Democrats Prove Dung Flies In Formation
By: Rachel Marsden
U.S. President George W. Bush has accepted his Iraq war general's
recommendations to begin gradual withdrawal of troops. Since Democrats have been
begging for troop pullout for months, you'd think they'd be thrilled -- but they
That's because Bush didn't follow the script of their wet dream: "My fellow Americans. I'm withdrawing troops from Iraq because we're totally screwed. #&%$ this -- I'm going back to the ranch."
Instead, as General David Petraeus points out, the drawdown comes as a result of success, not defeat -- proof that the January 2007 Bush troop surge has worked.
Having given the Democrats what they have been asking for all along, just not on their defeatist terms, the four-star general had to then sit in congressional hearings last week while Hillary Clinton, the flower power generation's poster girl, took potshots at his integrity: "I think that the reports you provide to us really require the willing suspension of disbelief." Barack Obama and others joined her, proving that dung enjoys flying in formation.
It seems that the donkeys are keen on Petraeus adopting the role of General William Westmoreland, who won every battle in Vietnam only to have Democratic President Lyndon Johnson pull the rug (and the troops) out from under him and give up.
Bush and Petraeus can't throw up the white flag fast enough for the donkey's liking, because Hillary and friends have until November 2008 to convince American voters that mere finger wagging wins wars.
They keep telling us the troops can be yanked out because the situation in Iraq requires a political solution, not a military one. OK, let's test that theory.
The problem in Iraq is measured in terms of violence and bombings. Now, if that problem can really be dealt with via diplomacy and witty repartee, then we simply need to send in the world's top diplomats. So let's empty out the United Nations building in New York and get the 3rd Battalion of Desk Jockeys over there.

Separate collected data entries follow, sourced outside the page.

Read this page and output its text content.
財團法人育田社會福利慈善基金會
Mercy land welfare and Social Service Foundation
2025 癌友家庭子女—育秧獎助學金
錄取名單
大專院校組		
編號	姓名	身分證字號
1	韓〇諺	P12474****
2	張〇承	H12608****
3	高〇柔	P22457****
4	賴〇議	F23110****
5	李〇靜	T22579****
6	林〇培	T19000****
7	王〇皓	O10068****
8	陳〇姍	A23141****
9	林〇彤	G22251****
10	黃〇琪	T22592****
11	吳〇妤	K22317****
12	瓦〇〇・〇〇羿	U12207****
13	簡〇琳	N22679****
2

When they arrive in Iraq and are faced with terrorists wanting to shoot them, behead them or blow them up, they can dazzle the enemy with a friendly smile, stunning vocabulary and warm handshake.
Then they can sit down and regale the Islamofascists with heartwarming tales of women's lib, homosexual rights, and a recap of Britney Spears' performance at the MTV Awards.
How long do you think it would take for these suits to land starring roles in the next batch of terrorist snuff videos?
The troops are over there fighting for your values, you leftist nitwits. If the U.S. pulled out of Iraq tomorrow and chaos ensued, I'd be taking bets on the amount of time it would take for George Clooney, Sean Penn and various other high-profile members of the liberal left to start holding press conferences, mounting campaigns, and whining about how people in Iraq were killing each other and no one was doing anything to help.
Hillary's presidential opponent, Rudy Giuliani, spelled out the only acceptable outcome of this ideological war against Islamofascism: "They lose, we win." In the Second World War, this is what it looked like: The Nazis dropped their ideology and simply became peaceful Germans.
The only other logical alternative is that we adopt Sharia law and walk around in burqas. Hillary Clinton may not like showing skin in the summertime, but I do. And I'm all for hanging in there for as long as it takes to defend that right.